Des allégations d’écoute électronique illégale de la part d’un service de renseignement aux États-Unis ont incité l’organisme qui supervise son équivalent canadien à poser de nombreuses questions, révèlent des documents récemment divulgués.

Des pièces de correspondance dont la Presse Canadienne a pu prendre connaissance montrent que la controverse suscitée par la nouvelle que l’agence de sécurité des États-Unis espionnait des citoyens de ce pays a suscité une série d’échanges hautement confidentiels à Ottawa.

John Adams, le patron de l’ultrasecret Centre de la sécurité des télécommunications (CST), chargé du programme canadien de sécurité des communications électroniques, a dû répondre à des questions détaillées de la part du bureau d’Antonio Lamer, l’ex-juge en chef de la Cour suprême qui, à titre de commissaire au CST, est le « chien de garde » du service d’écoute.

Des portions de la correspondance ont été censurées à cause de son caractère confidentiel, mais ces documents, obtenus en vertu de la Loi d’accès à l’information, montrent clairement que le bureau de M. Lamer voulait s’assurer que le CST, une division du ministère de la Défense, n’enfreignait pas la loi canadienne en se livrant à de l’écoute abusive aux fins de la lutte contre le terrorisme.
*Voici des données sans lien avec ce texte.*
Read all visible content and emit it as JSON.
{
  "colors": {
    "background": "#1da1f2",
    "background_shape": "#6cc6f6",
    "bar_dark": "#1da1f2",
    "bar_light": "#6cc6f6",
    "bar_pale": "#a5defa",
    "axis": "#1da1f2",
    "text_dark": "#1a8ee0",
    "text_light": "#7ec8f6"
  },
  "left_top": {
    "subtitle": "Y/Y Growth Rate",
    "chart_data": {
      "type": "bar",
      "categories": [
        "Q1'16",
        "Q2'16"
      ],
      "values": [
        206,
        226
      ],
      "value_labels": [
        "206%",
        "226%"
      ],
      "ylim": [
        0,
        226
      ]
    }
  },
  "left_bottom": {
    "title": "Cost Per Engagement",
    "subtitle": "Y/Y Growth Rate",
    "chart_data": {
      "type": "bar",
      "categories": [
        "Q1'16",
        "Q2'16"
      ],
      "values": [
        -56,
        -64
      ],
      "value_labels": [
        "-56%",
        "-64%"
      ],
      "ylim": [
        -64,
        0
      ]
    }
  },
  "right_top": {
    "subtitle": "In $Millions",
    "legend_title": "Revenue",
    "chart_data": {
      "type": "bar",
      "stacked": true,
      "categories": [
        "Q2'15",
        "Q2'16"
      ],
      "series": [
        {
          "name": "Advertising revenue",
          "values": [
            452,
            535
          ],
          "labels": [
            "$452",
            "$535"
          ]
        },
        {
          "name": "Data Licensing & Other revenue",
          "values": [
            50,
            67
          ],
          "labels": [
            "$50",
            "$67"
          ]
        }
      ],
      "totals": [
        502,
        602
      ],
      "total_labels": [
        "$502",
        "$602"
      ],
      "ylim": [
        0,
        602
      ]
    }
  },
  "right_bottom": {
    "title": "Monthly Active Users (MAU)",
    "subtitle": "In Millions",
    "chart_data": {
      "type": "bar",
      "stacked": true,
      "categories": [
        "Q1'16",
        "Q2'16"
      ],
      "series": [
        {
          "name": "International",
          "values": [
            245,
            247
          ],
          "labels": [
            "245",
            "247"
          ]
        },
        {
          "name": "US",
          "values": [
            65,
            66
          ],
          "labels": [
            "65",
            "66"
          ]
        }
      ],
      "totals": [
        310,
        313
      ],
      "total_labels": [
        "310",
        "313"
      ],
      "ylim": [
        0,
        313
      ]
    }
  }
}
Joanne Weeks, la directrice exécutive du bureau du commissaire, a dit avoir été surprise d’apprendre que le ministère de la Défense avait dévoilé ces lettres.

Le CST, qui a son quartier général à Ottawa, surveille les communications étrangères par radio, téléphone, télécopieur, satellite et ordinateurs, à la recherche d’informations susceptibles d’intéresser le Canada. Les renseignements ainsi recueillis servent à lutter contre le crime, à appuyer les politiques canadiennes en matière de défense et de commerce. Des postes d’écoute militaires aident le CST à pratiquer l’écoute d’organismes et d’États étrangers, de terroristes, de trafiquants de drogues et d’autres criminels.

Le CST travaille en étroite collaboration avec les services de renseignement d’autres pays, dont la National Security Agency (NSA) aux États-Unis, qui compte plus de 30 000 employés.

En décembre, le New York Times révélait que le président George W. Bush avait autorisé la NSA à mettre sur écoute des Américains et d’autres personnes aux États-Unis en l’absence de mandat approuvé par les tribunaux.

Le CST n’a pas le droit de mettre sous surveillance des Canadiens ou d’autres personnes au Canada. En revanche, la Loi antiterroriste de 2001 accordait au CST le pouvoir d’espionner les conversations et les messages d’étrangers, même si ces communications débutaient ou aboutissaient au Canada. Par exemple, le CST pourrait intercepter un appel téléphonique à Toronto fait par un membre d’al-Qaïda à partir d’un endroit quelconque au Moyen-Orient.

Certains considèrent cette sorte d’écoute électronique comme une menace aux libertés civiles des Canadiens. Cela a entraîné des allégations voulant que de l’espionnage comme celui mis en cause aux États-Unis puisse également être pratiqué au Canada.